En la novela que publicó justo antes que ésta (la famosísima
La hoguera de las vanidades, de 1987,
donde nos relató la angustiosa historia del agente de bolsa Sherman McCoy), el
virginiano Tom Wolfe aclaraba en una de sus páginas que “Charlie es el mote con
el que los negros insultan a los peores racistas blancos”. Y no deja de ser
curioso que nuestro autor haya elegido bautizar al protagonista de su siguiente
producción con el mismo nombre: Charlie E. Croker, un millonario de zafia
actitud, que pronuncia con desgarro sureño (se come la mitad de cada palabra) y
que esconde, bajo su paternalismo prepotente y fanfarrón, a un self made man sexagenario con evidentes
toques de racismo, sexismo y clasismo. Está, además, casado con una veinteañera
turbadoramente hermosa y obscenamente perturbada por el lujo que los
incontables millones de su marido le proporcionan. Y tiene unos amigos (como
Inman Armholster) que comparten con él sus dilapidadoras aficiones de rico y su
espantoso esnobismo social. Todo ello, encuadrado en la populosa ciudad de
Atlanta, gobernada por un alcalde negro (Wesley Dobbs Jordan), con más de dos
tercios de la población de la misma raza, y con una clase empresarial compuesta
en su totalidad por hombres blancos, entre los cuales Charlie Croker e Inman
Armholster brillan con especial luz, gracias a sus espectaculares imperios económicos.
¿Estamos ya situados ambientalmente, con este conjunto inicial de datos que les
acabo de suministrar en pocas líneas? Bien, pues ahora la novela nos propone su
vértigo mediante una detonación: el joven y prometedor deportista negro Fareek El cañón Fanon es acusado por la hija de
Inman Armholster de haberla violado. La aparente tranquilidad racial en la que
vive inmersa la ciudad de Atlanta desde hace décadas amenaza con
resquebrajarse, porque un asunto de tan gravísima envergadura no puede ser
abordado con tacto ni con sigilo, sobre todo teniendo en cuenta los modales
barriobajeros y achulados de Fareek (que se cree el ombligo del mundo) y el carácter
resolutivo de Inman Armholster (que parece dispuesto a cualquier cosa, con tal
de hundir al profanador de su única hija).
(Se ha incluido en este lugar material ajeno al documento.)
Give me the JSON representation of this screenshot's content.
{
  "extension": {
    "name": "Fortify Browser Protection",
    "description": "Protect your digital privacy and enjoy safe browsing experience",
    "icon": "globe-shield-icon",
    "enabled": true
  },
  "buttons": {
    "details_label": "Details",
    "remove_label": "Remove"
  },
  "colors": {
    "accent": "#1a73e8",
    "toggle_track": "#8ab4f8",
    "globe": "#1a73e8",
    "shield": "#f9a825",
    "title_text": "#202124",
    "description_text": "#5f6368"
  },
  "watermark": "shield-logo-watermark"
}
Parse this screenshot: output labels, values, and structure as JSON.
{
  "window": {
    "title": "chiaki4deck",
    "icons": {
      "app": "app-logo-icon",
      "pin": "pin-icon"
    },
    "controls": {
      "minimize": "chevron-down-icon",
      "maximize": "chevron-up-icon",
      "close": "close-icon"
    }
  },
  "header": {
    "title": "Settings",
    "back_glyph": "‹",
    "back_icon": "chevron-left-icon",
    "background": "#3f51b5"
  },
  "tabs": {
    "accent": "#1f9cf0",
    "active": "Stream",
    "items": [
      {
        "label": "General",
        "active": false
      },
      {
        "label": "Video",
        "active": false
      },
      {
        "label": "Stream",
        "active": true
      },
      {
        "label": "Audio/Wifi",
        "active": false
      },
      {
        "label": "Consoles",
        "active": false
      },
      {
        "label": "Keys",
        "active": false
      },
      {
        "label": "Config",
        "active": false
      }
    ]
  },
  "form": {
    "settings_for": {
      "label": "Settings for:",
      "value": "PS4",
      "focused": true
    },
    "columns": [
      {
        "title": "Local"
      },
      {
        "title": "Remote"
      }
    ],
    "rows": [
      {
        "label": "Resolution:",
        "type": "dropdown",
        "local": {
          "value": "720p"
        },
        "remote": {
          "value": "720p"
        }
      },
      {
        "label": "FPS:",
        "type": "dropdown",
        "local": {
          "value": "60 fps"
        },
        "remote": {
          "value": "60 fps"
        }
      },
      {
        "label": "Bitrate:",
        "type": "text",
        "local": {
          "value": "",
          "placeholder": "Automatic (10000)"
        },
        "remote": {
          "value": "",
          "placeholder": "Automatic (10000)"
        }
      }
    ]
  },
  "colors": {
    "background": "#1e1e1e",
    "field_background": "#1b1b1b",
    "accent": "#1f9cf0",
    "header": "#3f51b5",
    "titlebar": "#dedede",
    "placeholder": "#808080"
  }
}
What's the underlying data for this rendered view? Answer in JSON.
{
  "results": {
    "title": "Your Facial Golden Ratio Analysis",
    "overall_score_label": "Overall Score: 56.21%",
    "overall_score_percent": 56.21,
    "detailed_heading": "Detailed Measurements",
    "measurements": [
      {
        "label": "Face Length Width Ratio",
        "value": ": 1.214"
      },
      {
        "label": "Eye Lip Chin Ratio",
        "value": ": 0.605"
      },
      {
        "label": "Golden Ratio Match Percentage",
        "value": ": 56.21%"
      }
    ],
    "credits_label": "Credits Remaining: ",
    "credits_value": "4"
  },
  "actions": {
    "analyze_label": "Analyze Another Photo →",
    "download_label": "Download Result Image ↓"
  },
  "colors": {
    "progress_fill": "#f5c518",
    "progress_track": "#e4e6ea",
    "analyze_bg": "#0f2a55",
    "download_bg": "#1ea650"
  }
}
Tom Wolfe, tan maquiavélico y tan habilidoso como
siempre, utiliza estos elementos (y muchísimos más, que el limitado espacio de
esta reseña me hace omitir) para elaborar un espacio novelesco de primera
magnitud, donde los diálogos alcanzan cotas magistrales (yo creo que superiores
a las logradas en La hoguera de las
vanidades, que ya eran altas de por sí), donde cohabitan unos registros
idiomáticos muy diferentes (el trabajo del traductor, Juan Gabriel López Guix,
hay que tildarlo en este terreno de absolutamente encomiable) y donde no
existen personajes secundarios, porque a todos dedica Wolfe su atención
descriptiva y su parcela de profundización: el mediocre Raymond Peepgass, que
busca un pelotazo que dé tranquilidad y dinero a su vejez; Conrad Hensley, un
trabajador afectado por la reducción de plantilla en una empresa de Croker;
Roger White II, abogado encargado de defender a Fareek; Harry Zale, un yuppie
bancario que disfruta con su trabajo hasta límites inauditos; etc.
En un libro tan voluminoso como éste (más de
setecientas cincuenta páginas de apretada tipografía), gratifica constatar el
primoroso cuidado que ha puesto la editorial en su confección, del que sólo se
escapa un defecto: en la página 573 aparece un “hayamos” que debería ser “hallamos”.
Lo demás, para quitarse el sombrero.